NEW YORK (GenomeWeb News) – The introduction of certain mobile genetic elements to the genome helped spur the transition from egg production to pregnancy during mammalian evolution, according to a study appearing online yesterday in Nature Genetics.
Yale University researchers used RNA sequencing to profile the transcriptomes of human endometrial stromal cells and endometrial tissue samples from a pregnant armadillo and a short-tailed opossum. In the process, they found more than 1,500 genes that were expressed in the placental mammals but not in the opossum, a marsupial. A subset of the differentially expressed sequences fell near sequences for MER20 transposons, a type of transposable element found exclusively in eutherian mammals.
Findings from the group's follow-up experiments hinted that these MER20 transposon sequences help to switch on some genes in endometrial cells during pregnancy in response to appropriate hormone and other cell signals. If so, they explained, placental pregnancy may have evolved through a set of large rather than gradual genetic changes.

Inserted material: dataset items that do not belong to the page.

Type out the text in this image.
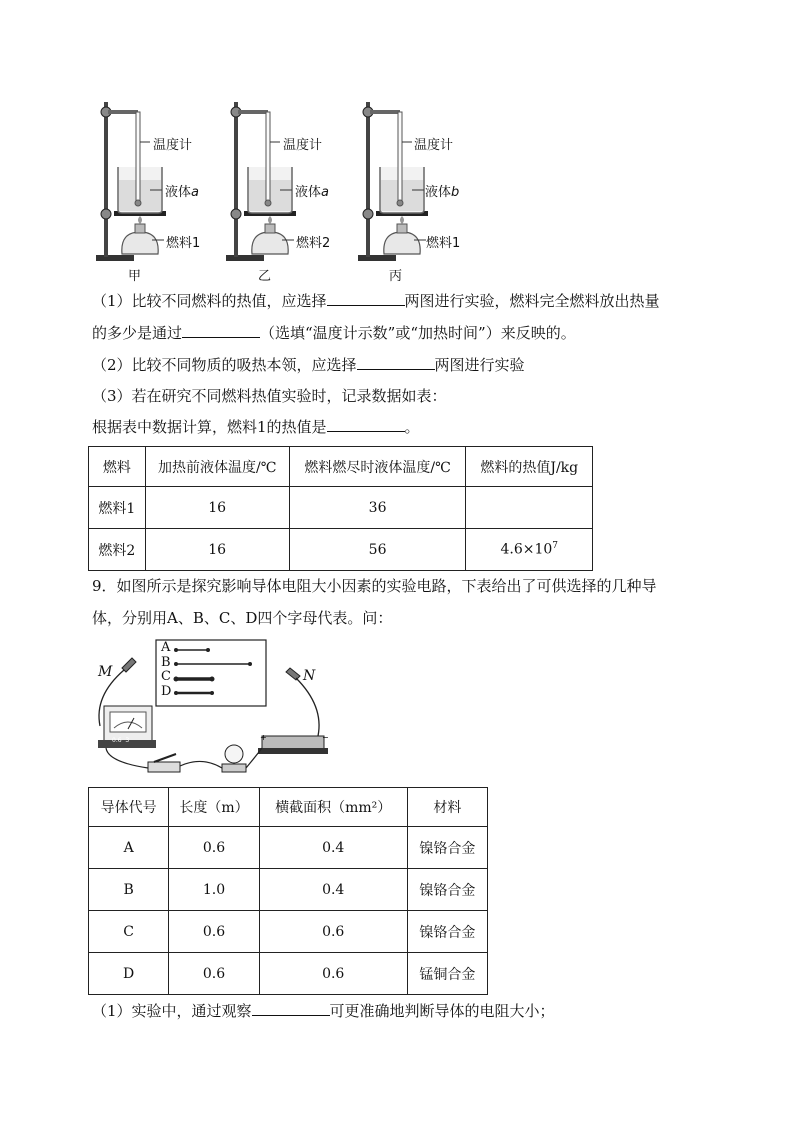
温度计
液体a
燃料1
甲
温度计
液体a
燃料2
乙
温度计
液体b
燃料1
丙
（1）比较不同燃料的热值，应选择	两图进行实验，燃料完全燃料放出热量
的多少是通过	（选填“温度计示数”或“加热时间”）来反映的。
（2）比较不同物质的吸热本领，应选择	两图进行实验
（3）若在研究不同燃料热值实验时，记录数据如表：
根据表中数据计算，燃料1的热值是	。
燃料	加热前液体温度/℃	燃料燃尽时液体温度/℃	燃料的热值J/kg
燃料1	16	36	
燃料2	16	56	$4.6\times 10^7$
9．如图所示是探究影响导体电阻大小因素的实验电路，下表给出了可供选择的几种导
体，分别用A、B、C、D四个字母代表。问：
+	−
M	N
A
B
C
D
0.6  3
导体代号	长度（m）	横截面积（mm²）	材料
A	0.6	0.4	镍铬合金
B	1.0	0.4	镍铬合金
C	0.6	0.6	镍铬合金
D	0.6	0.6	锰铜合金
（1）实验中，通过观察	可更准确地判断导体的电阻大小；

"These transposons are not genes that underwent small changes over long periods of time and eventually grew into their new role during pregnancy," lead author Vincent Lynch, a researcher at Yale's ecology and evolutionary biology department, said in a statement. "They are more like prefabricated regulatory units that install themselves into a host genome, which then recycles them to carry out entirely new functions like facilitating maternal-fetal communication."

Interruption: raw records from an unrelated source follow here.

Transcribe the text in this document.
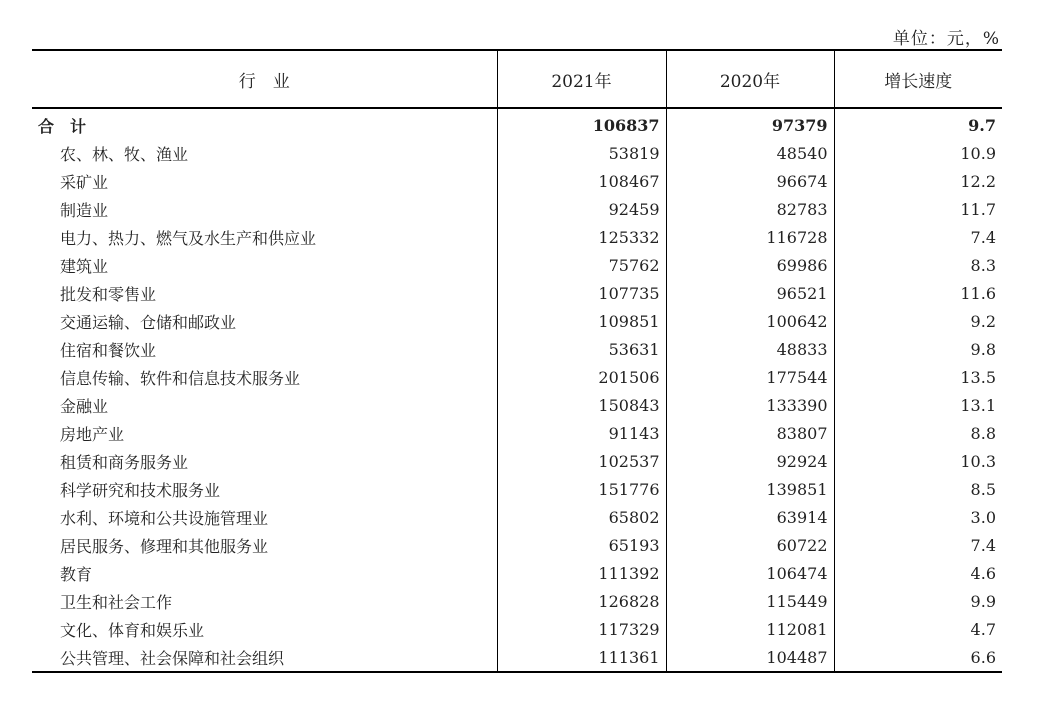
单位：元，%
行　业	2021年	2020年	增长速度
合　计	106837	97379	9.7
农、林、牧、渔业	53819	48540	10.9
采矿业	108467	96674	12.2
制造业	92459	82783	11.7
电力、热力、燃气及水生产和供应业	125332	116728	7.4
建筑业	75762	69986	8.3
批发和零售业	107735	96521	11.6
交通运输、仓储和邮政业	109851	100642	9.2
住宿和餐饮业	53631	48833	9.8
信息传输、软件和信息技术服务业	201506	177544	13.5
金融业	150843	133390	13.1
房地产业	91143	83807	8.8
租赁和商务服务业	102537	92924	10.3
科学研究和技术服务业	151776	139851	8.5
水利、环境和公共设施管理业	65802	63914	3.0
居民服务、修理和其他服务业	65193	60722	7.4
教育	111392	106474	4.6
卫生和社会工作	126828	115449	9.9
文化、体育和娱乐业	117329	112081	4.7
公共管理、社会保障和社会组织	111361	104487	6.6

The researchers focused their attention on endometrial cells in their effort to unravel the genetic contributors to pregnancy in placental (eutherian) mammals because the differentiation and re-programming of the endometrial tissue lining the uterus is an early and important step in pregnancy.
To investigate which genes get turned on during endometrial differentiation, the investigators did RNA sequencing of progesterone-treated human endometrial stroma cells and endometrial samples from a pregnant armadillo and a pregnant opossum using the Illumina GAII platform.
When they compared the expression of orthologs shared by all three species, the team found 1,532 genes that were expressed in human and armadillo samples but not in the sample from the marsupial opossum. On the other hand, in the opossum sample they detected expression for 199 genes not expressed in the placental mammals.
Many of the genes whose expression was bumped up in the placental mammals had functions consistent with a role in pregnancy and endometrial cell differentiation or "decidualization" based on their Gene Ontology profiles.
And when the researchers looked at the differentially expressed sequences in more detail, the team found that a subset of the genes that are more highly expressed in placental mammals — including the dramatically up-regulated PRL gene, which codes for prolactin — appear to be regulated by sequences derived from MER20 transposons.
Around 42 percent of the known MER20 sequences in the placental mammalian genome turned up near genes that are differentially regulated during pregnancy, the researchers found when they looked more closely at the sequence.
In addition, their follow-up experiments suggest that these transposons are more likely to be found by genes that respond to progesterone hormone and cyclic AMP signaling in endometrial cells during pregnancy. Moreover, they explained, the transposon sequences appear to facilitate shifts in the expression of these genes via interactions with pregnancy-related transcription factors.
"We conclude that the transposable element, MER20, contributed to the origin of a novel gene regulatory network dedicated to pregnancy in placental mammals," they wrote, "particularly by recruiting the [cyclic AMP] signaling pathway into endometrial stromal cells."
Beyond their implications for understanding placental pregnancy, the results offer new insights into the role that transposable elements can play in evolutionary processes.
"We used to believe that changes only took place through small mutations in our DNA that accumulated over time," senior author Günter Wagner, an ecology and evolutionary biology researcher at Yale, said in a statement. "But in this case we found a huge cut-and-paste operation that altered wide areas of the genome to create large-scale morphological change."